Johor acts on foreign motorists with unpaid summonses
TRAFFIC police in Johor began an operation on Saturday to clamp down on foreign-registered vehicles with outstanding summonses.
Superintendent Roslan Ali said that the crackdown - which began at 8am and involved some 200 traffic police staff - was aimed at weeding out foreign vehicles with summonses for offences such as illegal parking, speeding and the running of red lights.
He added that foreign motorists found to have outstanding summonses must pay up or face being arrested and charged in court, Oriental Daily News reported.
The crackdown covers Jalan Tebrau (towards Kota Tinggi), the Eastern Dispersal Link highway in Pandan (towards Singapore's Woodlands) and the Second Link Bridge in Tanjung Kupang (towards Singapore's Tuas), The Sun Daily reported.

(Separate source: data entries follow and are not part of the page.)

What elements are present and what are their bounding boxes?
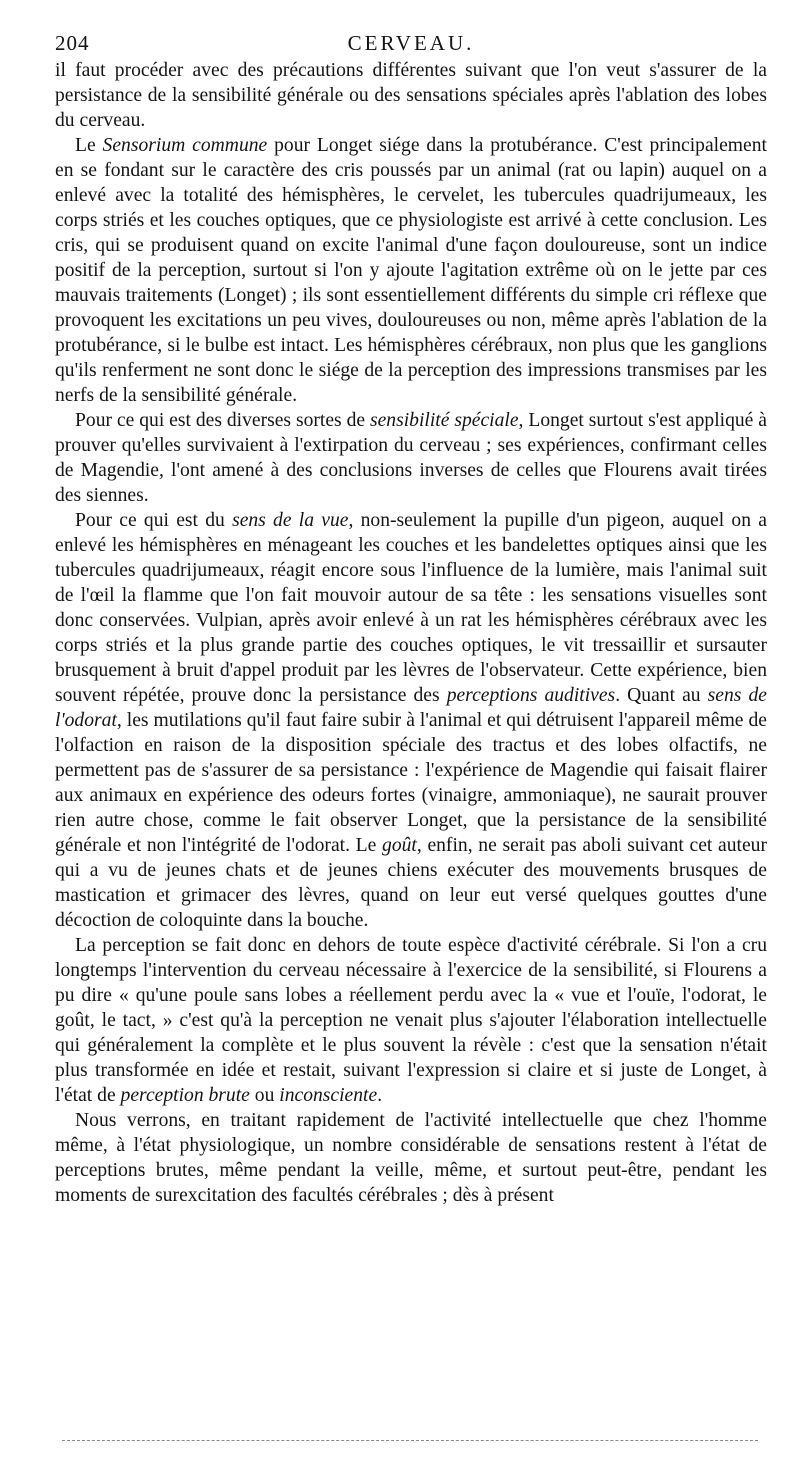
body-text (55, 58, 767, 1208)
paragraph (55, 133, 767, 408)
footer-rule (62, 1440, 758, 1441)
paragraph-text: Pour ce qui est du (75, 510, 233, 531)
paragraph-text: Nous verrons, en traitant rapidement de l'activité intellectuelle que chez l'homme même, à l'état physiologique, un nombre considérable de sensations restent à l'état de perceptions brutes, même pendant la veille, même, et surtout peut-être, pendant les moments de surexcitation des facultés cérébrales ; dès à présent (55, 1110, 767, 1206)
italic-term: perceptions auditives (446, 685, 616, 706)
paragraph-text: . (377, 1085, 383, 1106)
italic-term: sensibilité spéciale (369, 410, 519, 431)
paragraph-text: ou (249, 1085, 280, 1106)
italic-term: Sensorium commune (102, 135, 268, 156)
paragraph (55, 933, 767, 1108)
running-head (55, 28, 767, 58)
paragraph-text: Pour ce qui est des diverses sortes de (75, 410, 370, 431)
running-title: CERVEAU. (347, 31, 475, 55)
paragraph-text: , enfin, ne serait pas aboli suivant cet auteur qui a vu de jeunes chats et de jeunes chiens exécuter des mouvements brusques de mastication et grimacer des lèvres, quand on leur eut versé quelques gouttes d'une décoction de coloquinte dans la bouche. (55, 835, 767, 931)
italic-term: perception brute (120, 1085, 250, 1106)
italic-term: goût (382, 835, 417, 856)
book-page (55, 28, 767, 1208)
paragraph (55, 1108, 767, 1208)
page-number: 204 (55, 31, 90, 55)
paragraph-text: il faut procéder avec des précautions différentes suivant que l'on veut s'assurer de la persistance de la sensibilité générale ou des sensations spéciales après l'ablation des lobes du cerveau. (55, 60, 767, 131)
paragraph-text: , les mutilations qu'il faut faire subir à l'animal et qui détruisent l'appareil même de l'olfaction en raison de la disposition spéciale des tractus et des lobes olfactifs, ne permettent pas de s'assurer de sa persistance : l'expérience de Magendie qui faisait flairer aux animaux en expérience des odeurs fortes (vinaigre, ammoniaque), ne saurait prouver rien autre chose, comme le fait observer Longet, que la persistance de la sensibilité générale et non l'intégrité de l'odorat. Le (55, 710, 767, 856)
paragraph (55, 508, 767, 933)
paragraph-text: La perception se fait donc en dehors de toute espèce d'activité cérébrale. Si l'on a cru longtemps l'intervention du cerveau nécessaire à l'exercice de la sensibilité, si Flourens a pu dire « qu'une poule sans lobes a réellement perdu avec la « vue et l'ouïe, l'odorat, le goût, le tact, » c'est qu'à la perception ne venait plus s'ajouter l'élaboration intellectuelle qui généralement la complète et le plus souvent la révèle : c'est que la sensation n'était plus transformée en idée et restait, suivant l'expression si claire et si juste de Longet, à l'état de (55, 935, 767, 1106)
paragraph-text: . Quant au (615, 685, 708, 706)
italic-term: sens de la vue (232, 510, 349, 531)
paragraph (55, 58, 767, 133)
paragraph-text: Le (75, 135, 103, 156)
paragraph (55, 408, 767, 508)
paragraph-text: pour Longet siége dans la protubérance. C'est principalement en se fondant sur le caractère des cris poussés par un animal (rat ou lapin) auquel on a enlevé avec la totalité des hémisphères, le cervelet, les tubercules quadrijumeaux, les corps striés et les couches optiques, que ce physiologiste est arrivé à cette conclusion. Les cris, qui se produisent quand on excite l'animal d'une façon douloureuse, sont un indice positif de la perception, surtout si l'on y ajoute l'agitation extrême où on le jette par ces mauvais traitements (Longet) ; ils sont essentiellement différents du simple cri réflexe que provoquent les excitations un peu vives, douloureuses ou non, même après l'ablation de la protubérance, si le bulbe est intact. Les hémisphères cérébraux, non plus que les ganglions qu'ils renferment ne sont donc le siége de la perception des impressions transmises par les nerfs de la sensibilité générale. (55, 135, 767, 406)
paragraph-text: , Longet surtout s'est appliqué à prouver qu'elles survivaient à l'extirpation du cerveau ; ses expériences, confirmant celles de Magendie, l'ont amené à des conclusions inverses de celles que Flourens avait tirées des siennes. (55, 410, 767, 506)
paragraph-text: , non-seulement la pupille d'un pigeon, auquel on a enlevé les hémisphères en ménageant les couches et les bandelettes optiques ainsi que les tubercules quadrijumeaux, réagit encore sous l'influence de la lumière, mais l'animal suit de l'œil la flamme que l'on fait mouvoir autour de sa tête : les sensations visuelles sont donc conservées. Vulpian, après avoir enlevé à un rat les hémisphères cérébraux avec les corps striés et la plus grande partie des couches optiques, le vit tressaillir et sursauter brusquement à bruit d'appel produit par les lèvres de l'observateur. Cette expérience, bien souvent répétée, prouve donc la persistance des (55, 510, 767, 706)
italic-term: inconsciente (279, 1085, 378, 1106)
italic-term: sens de l'odorat (55, 685, 767, 731)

Supt Roslan said the operation was also aimed at raising awareness of traffic rules among foreign motorists.
This development comes on the back of a warning issued by the Malaysian government earlier this month that it would arrest foreigners who have not paid their traffic fines.
Malaysian traffic police chief Fuad Abdul Latiff said at a press conference on Dec 10 that the "police will conduct operations soon at various road entry points to detect these errant motorists".
He told The Straits Times later that plans to nab foreigners with unpaid fines and warrants of arrest "are not happening" until a new system at entry points to Malaysia has been agreed upon with other agencies, including the Immigration Department.
According to a Straits Times report, apart from the 313,661 summonses for Singapore-registered vehicles still outstanding, 4,621 arrest warrants have been issued against repeat offenders from Singapore.
The traffic summonses, which cost between RM150 (S$57) and RM300 for speeding and parking offences, can be paid online or at Malaysian post offices and police stations.
But many Singaporeans appear to have largely ignored them as there were few legal repercussions - until this latest operation by the Johor authorities.